Sunday, June 21, 2009

Why the Net Gen Rhetoric is Dangerous

In his article, Making Way for the Millennials: How Today's Students are Shaping Higher Education Space, Persis Rickes relies on the largely unfounded claims about the net generation to argue for re-designing campus physical spaces. Here are some examples:

"Given their comfort level with technology and penchant for team-oriented behavior, Millennials are substantively changing instructional space—as well as the very nature of instruction. Because today’s students socialize, study, and collaborate in groups, the learning environment is no longer place-bound. This translates to a need for multipurpose spaces for group activities, including small group/seminar rooms and blended social/academic spaces.
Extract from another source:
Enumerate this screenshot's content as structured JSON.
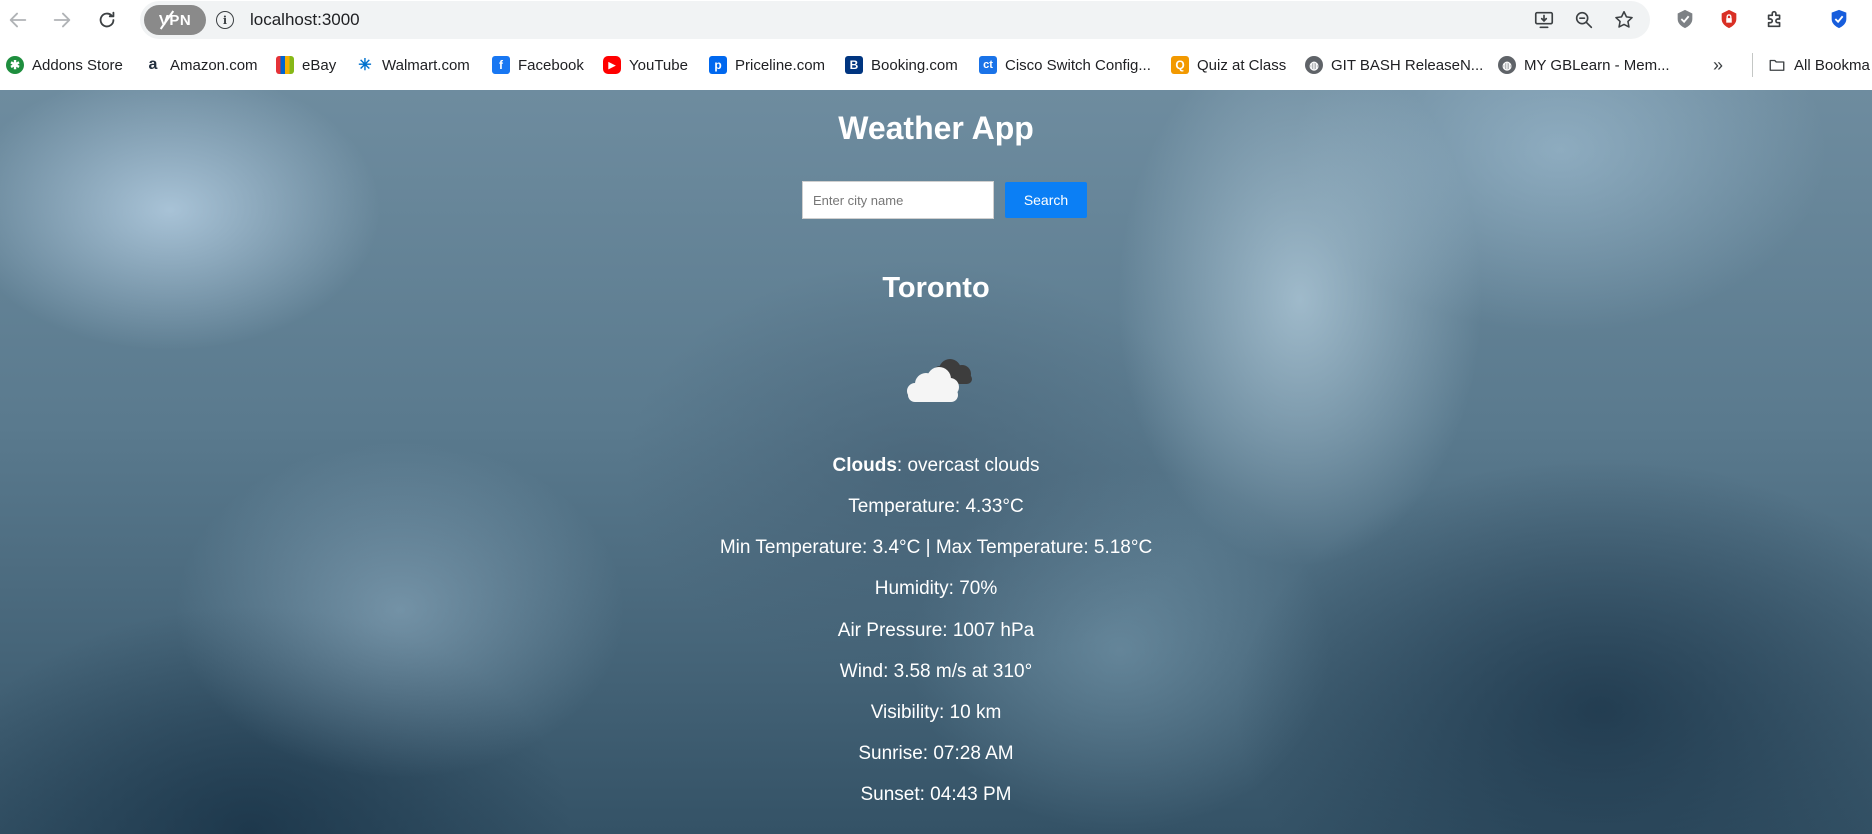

As veteran multitaskers, students do not view spaces as single purpose in nature."

"Because Millennials prefer to learn and work in teams, small group rooms are needed that can be used as breakout space during class or for study and project work after class has ended. "

"To adapt to a new generation of students, the library has become another partner in collaborative learning. Given the penchant of Millennials to multitask, it frequently serves as a quasi-student union space—and vice versa. "

Rickes relies largely on the work of Howe & Strauss which has been critiqued elsewhere in this blog. I do not question the need for learning spaces that are fit for purpose and that meet the needs of today's learners but let's base our planning decisions on what we know about our learners not on questionable claims about an entire generation.